I think I did it with my last book. I pulled that off in the writing, in the book.
It was being in academia and talking about it in a way, just saying that male and female are real.

That was taken as undermining the rights of a certain group, essentially. And there's just nothing that you can do about that.

I think the way to respond is to encourage people to engage with arguments instead of assassinate character.

That's part of what is very important to me is encouraging that and teaching people how to do that. And that's what I did in my teaching in my classroom.
And it was great.

There was really never an issue in my own classes, even though we got into the most controversial subjects.

So I'll just keep trying to stick to the evidence and always remembering these are people's lives, you know, and being compassionate and emphasizing that biology is not destiny.

There's a huge amount of variation. And it's perfectly normal to be a little boy who wants to play with dolls.

Like that, it's even hard for me to talk about because it's heartbreaking that people feel stigmatized for not being sex typical.

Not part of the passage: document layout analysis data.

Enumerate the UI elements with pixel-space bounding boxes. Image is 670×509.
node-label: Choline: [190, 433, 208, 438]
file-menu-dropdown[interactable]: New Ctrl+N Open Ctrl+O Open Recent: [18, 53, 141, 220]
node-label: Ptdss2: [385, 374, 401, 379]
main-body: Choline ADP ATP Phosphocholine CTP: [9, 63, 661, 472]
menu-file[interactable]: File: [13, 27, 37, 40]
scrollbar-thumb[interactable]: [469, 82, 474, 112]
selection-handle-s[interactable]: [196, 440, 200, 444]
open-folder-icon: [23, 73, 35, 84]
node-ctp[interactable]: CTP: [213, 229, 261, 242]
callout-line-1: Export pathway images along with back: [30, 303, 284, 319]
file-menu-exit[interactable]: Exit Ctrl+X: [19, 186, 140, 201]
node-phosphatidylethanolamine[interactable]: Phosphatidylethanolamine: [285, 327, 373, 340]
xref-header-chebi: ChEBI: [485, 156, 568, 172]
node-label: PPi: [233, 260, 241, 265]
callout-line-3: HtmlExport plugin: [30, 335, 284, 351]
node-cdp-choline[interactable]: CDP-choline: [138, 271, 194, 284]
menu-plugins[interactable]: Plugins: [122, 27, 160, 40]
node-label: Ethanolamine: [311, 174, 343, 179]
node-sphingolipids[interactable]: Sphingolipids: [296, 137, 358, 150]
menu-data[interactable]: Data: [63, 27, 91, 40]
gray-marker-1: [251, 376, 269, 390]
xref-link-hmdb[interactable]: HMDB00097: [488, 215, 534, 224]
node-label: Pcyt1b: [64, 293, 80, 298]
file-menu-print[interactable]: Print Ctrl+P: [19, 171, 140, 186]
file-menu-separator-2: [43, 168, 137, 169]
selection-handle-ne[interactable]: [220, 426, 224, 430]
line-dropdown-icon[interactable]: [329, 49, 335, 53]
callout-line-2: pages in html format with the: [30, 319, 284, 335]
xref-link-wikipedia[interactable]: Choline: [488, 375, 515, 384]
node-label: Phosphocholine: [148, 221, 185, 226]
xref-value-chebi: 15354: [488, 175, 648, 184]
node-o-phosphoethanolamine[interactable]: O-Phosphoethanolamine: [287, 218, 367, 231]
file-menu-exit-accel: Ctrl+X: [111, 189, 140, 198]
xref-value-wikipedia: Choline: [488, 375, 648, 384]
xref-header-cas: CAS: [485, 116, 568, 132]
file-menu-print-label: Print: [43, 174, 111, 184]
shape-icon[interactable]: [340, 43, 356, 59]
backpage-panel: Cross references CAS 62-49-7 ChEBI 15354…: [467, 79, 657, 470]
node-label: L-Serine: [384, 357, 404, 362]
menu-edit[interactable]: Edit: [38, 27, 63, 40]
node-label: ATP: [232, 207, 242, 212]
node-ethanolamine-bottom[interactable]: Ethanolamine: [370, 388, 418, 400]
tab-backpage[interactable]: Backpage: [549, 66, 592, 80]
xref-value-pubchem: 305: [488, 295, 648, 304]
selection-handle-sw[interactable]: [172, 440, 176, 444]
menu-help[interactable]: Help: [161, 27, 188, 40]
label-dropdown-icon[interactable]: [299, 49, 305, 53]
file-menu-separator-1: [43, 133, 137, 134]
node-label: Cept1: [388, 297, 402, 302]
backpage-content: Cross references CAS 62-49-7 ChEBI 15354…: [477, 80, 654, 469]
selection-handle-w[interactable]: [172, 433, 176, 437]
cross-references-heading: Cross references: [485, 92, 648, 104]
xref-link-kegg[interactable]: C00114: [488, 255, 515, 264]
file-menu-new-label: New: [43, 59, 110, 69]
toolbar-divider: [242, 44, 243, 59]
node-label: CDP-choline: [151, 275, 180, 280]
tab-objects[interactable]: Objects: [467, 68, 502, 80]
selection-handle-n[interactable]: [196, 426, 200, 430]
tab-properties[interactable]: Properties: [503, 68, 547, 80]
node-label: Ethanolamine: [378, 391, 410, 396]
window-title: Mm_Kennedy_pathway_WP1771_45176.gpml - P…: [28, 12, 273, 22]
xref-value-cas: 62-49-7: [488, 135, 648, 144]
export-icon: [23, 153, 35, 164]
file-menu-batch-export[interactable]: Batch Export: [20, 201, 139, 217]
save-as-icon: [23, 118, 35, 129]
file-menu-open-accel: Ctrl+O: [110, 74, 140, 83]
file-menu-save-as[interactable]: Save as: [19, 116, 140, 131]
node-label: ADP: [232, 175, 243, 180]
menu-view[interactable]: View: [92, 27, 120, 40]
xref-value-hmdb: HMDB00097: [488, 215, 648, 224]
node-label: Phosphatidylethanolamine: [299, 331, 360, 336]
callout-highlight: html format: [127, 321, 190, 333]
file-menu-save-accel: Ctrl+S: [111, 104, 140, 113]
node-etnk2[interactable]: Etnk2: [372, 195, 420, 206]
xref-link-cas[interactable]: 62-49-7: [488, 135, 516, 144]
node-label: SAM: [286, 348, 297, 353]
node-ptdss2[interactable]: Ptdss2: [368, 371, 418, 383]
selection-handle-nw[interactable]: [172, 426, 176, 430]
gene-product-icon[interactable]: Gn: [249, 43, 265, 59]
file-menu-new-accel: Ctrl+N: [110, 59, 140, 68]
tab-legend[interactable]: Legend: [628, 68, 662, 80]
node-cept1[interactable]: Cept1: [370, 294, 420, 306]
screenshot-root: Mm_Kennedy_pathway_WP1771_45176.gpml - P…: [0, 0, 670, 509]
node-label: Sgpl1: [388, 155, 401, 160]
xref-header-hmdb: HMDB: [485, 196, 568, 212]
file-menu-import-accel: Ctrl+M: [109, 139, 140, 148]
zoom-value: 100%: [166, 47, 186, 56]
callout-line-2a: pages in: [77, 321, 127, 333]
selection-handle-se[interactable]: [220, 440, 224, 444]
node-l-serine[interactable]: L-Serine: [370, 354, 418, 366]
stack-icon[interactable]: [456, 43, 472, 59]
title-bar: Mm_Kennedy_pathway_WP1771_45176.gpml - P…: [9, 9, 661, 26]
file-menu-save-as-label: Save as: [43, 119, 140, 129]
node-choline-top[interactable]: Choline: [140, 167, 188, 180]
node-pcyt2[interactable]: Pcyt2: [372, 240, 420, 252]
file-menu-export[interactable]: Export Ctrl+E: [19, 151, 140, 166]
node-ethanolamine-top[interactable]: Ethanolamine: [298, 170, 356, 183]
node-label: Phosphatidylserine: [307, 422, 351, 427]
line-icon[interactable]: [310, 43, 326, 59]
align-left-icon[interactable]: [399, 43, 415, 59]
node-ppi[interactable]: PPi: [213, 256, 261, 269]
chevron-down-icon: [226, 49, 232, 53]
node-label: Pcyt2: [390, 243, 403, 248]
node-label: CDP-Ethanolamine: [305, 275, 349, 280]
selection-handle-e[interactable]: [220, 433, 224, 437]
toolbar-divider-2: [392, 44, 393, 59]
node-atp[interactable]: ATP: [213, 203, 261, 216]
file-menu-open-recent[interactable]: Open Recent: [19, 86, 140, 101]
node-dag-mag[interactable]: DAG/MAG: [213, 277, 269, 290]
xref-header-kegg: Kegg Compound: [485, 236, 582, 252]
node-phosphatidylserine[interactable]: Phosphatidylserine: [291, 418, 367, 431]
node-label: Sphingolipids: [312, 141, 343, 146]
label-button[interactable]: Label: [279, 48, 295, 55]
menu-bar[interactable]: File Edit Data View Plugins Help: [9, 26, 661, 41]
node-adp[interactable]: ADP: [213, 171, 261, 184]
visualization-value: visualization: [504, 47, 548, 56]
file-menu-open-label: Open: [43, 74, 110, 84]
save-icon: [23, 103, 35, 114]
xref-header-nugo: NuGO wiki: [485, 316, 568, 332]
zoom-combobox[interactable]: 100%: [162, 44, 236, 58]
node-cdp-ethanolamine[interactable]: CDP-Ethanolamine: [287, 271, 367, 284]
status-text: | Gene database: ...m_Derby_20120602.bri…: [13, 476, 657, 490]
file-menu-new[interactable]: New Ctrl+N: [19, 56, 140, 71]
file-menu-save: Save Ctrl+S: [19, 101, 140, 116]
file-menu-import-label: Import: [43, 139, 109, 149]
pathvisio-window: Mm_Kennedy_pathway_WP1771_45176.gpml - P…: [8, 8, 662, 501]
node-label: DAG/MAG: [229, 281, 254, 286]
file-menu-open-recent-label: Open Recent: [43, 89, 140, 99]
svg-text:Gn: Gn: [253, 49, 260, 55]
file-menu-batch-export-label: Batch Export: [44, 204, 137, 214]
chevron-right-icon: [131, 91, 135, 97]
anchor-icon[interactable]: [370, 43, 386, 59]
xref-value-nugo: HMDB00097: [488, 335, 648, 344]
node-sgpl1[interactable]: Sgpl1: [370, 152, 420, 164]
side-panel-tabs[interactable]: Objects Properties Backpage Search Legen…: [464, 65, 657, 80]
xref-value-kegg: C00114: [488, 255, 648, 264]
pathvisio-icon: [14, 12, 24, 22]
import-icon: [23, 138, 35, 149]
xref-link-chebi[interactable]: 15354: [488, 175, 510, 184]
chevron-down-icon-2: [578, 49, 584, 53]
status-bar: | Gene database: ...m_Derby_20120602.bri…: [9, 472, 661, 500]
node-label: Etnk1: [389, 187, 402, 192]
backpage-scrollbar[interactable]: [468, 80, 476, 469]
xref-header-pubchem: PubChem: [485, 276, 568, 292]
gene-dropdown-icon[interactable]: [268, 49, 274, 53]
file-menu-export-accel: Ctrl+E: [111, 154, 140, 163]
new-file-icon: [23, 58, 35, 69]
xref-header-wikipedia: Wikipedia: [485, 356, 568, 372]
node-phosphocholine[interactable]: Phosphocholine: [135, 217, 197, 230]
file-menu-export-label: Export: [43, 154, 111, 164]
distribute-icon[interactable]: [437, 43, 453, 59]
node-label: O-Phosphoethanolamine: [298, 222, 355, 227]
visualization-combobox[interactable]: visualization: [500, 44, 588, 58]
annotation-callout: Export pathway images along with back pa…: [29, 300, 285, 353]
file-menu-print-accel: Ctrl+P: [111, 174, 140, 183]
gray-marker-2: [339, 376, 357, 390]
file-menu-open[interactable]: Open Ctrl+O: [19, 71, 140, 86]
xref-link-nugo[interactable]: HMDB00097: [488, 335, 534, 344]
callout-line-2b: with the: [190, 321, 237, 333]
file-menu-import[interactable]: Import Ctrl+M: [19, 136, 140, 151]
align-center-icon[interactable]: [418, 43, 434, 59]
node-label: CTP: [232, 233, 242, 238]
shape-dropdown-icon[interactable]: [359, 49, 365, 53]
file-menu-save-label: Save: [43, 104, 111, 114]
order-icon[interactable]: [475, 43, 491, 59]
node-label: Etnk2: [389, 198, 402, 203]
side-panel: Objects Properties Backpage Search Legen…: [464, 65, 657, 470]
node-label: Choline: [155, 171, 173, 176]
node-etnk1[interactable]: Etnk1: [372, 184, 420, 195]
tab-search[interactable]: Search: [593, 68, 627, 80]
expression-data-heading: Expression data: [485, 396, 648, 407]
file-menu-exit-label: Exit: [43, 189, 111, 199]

But that's something where if you understand the science, you understand variation and you understand what is normal. And there's a spectrum, a huge spectrum of behavior across the sexes.

There's just only two sexes and we should learn to deal with that. kind of reality.

Well, Carol, really appreciate this discussion and appreciate without having experienced it personally, what you've been through, which I think is heartbreaking.

I know several others who I'm close to who have been similarly just decimated by

the mob, the angry mob.

So I think the good news is virtually all reasonable people can agree on a set of facts, but you can't please everybody and there's going to be certain individuals who are going to have their points of view.

Excited to hear you're working on another book. And excited that you've got more time at home to do so.
Thank you so much for having me. It was great.